"If you must know, I got weary of hearing them sing your praises."

I could see that he was beginning to get nettled.

"I regret having alarmed you," he said. "I see that Peg has dropped a shoe. If you'll let me fix it for you, after that I won't bother you."

We turned back again along the road, and I noticed the right side of his face for the first time. Under the ear was a large livid bruise.

"That hobo, or whoever he was," I said, "must have been a better fighter than Andrew. I see he landed on your cheek. Are you always fighting?"

His annoyance disappeared. Apparently the Professor enjoyed a fight almost as much as he did a good book.

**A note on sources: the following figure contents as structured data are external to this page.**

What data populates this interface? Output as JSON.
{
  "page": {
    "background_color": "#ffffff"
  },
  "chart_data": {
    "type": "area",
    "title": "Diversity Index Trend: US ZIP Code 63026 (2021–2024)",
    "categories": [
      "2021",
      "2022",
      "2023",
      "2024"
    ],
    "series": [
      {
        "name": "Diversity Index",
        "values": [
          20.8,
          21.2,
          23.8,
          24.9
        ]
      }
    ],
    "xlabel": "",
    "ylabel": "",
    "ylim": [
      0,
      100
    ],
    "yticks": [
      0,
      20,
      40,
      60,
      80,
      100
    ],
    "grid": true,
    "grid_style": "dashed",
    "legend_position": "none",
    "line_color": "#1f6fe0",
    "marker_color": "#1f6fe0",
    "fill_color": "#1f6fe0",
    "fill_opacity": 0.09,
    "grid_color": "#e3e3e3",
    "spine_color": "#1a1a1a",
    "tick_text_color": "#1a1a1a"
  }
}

"Please don't regard the last twenty-four hours as typical of me," he said with a chuckle. "I am so unused to being a squire of dames that perhaps I take the responsibilities too seriously."

"Did you sleep at all last night?" I asked. I think I began to realize for the first time that the gallant little creature had been out all night in a drizzling rain, simply to guard me from possible annoyance; and I had been unforgivably churlish about it.

"I found a very fine haystack in a field overlooking the quarry. I crawled into the middle of it. A haystack is sometimes more comfortable than a boarding-house."

"Well," I said penitently, "I can never forgive myself for the trouble I've caused you. It was awfully good of you to do what you did. Please put your cap on and don't catch cold."